University of Colorado at Boulder alumna Jane Butcher, who with her late husband Charlie Butcher has played a key role in supporting CU-Boulder's rapidly expanding biotechnology research efforts, has pledged $1 million toward the Jennie Smoly Caruthers Biotechnology Building being built on the university's East Campus.
Jane Butcher's gift will honor Charlie Butcher, who passed away in 2004 and was a successful businessman with a passion for science, social responsibility and innovation. Charlie Butcher's links to CU-Boulder affiliated scientific startup companies spanned more than 30 years, and he played lead roles as a funder and adviser to firms such as Clonetics and NeXagen. Charlie and Jane Butcher also founded the university's biennial Butcher Symposia of Genomics and Biotechnology.
This gift commitment is the latest in nearly $4 million in total gifts the Butchers have made on behalf of CU-Boulder biotechnology. "I would love this to become an internationally recognized center for biotech. I think you have the perfect ingredients," said Butcher, who received her bachelor's degree in 1966 in international affairs from CU-Boulder. "Charlie was a big thinker, and he thought CU was the place this should all happen."
In collaboration with Butcher's gift, biotech industry pioneer Larry Gold -- a biology professor at CU-Boulder since 1970 and current CEO of the biotech firm SomaLogic -- is directing a previously undesignated gift toward the biotechnology building in honor of Charlie Butcher. In recognition of the gifts, the building's auditorium and adjacent foyer will be named in honor of Jane and Charlie Butcher.
Gold, who met the Butchers in the early 1970s and became a lifelong friend of the couple, said Charlie Butcher had considered pursuing a doctorate in biology. Although Butcher did not enroll formally in a degree program, his passion led to volunteer work in the 1970s in the labs of CU-Boulder's Gold and David Hirsh -- work that led to pioneering discoveries.
"He did the work of someone who would have had a Ph.D. -- he just loved learning," Gold said. "He was one of the world's great listeners. He had no need to remind you of the things he had done, but he did a lot of things."
Jane and Charlie Butcher also have been core supporters of the Conference on World Affairs, the annual CU-Boulder forum that takes place in April.

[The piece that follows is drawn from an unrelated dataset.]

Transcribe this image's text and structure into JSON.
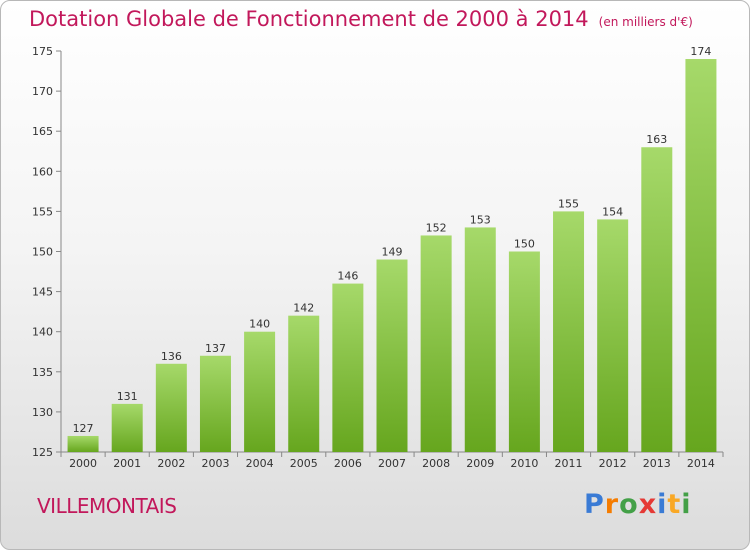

The first phase of the 257,000-square-foot Jennie Smoly Caruthers Biotechnology Building is slated for completion in late 2011 and will house the university's Colorado Initiative in Molecular Biotechnology, or CIMB, as well as the chemical and biological engineering department and the biochemistry division of the chemistry and biochemistry department.
The building has been instrumental in helping CU-Boulder recruit a "dream team" of scientists and engineers led by CU-Boulder Distinguished Professor Thomas Cech, a 1989 Nobel laureate in chemistry and former president of the Howard Hughes Medical Institute, as well as chief scientific officer and CU-Boulder Professor Leslie Leinwand, also a founding scientist of several successful biotech companies.
With the new gift, more than $30 million in private support has now been raised for the building, including an initial naming gift from CU-Boulder Distinguished Professor Marvin Caruthers. The balance of the funding for Phase I, budgeted at $146 million, is expected from additional private funding, as well as grants and sponsored research support.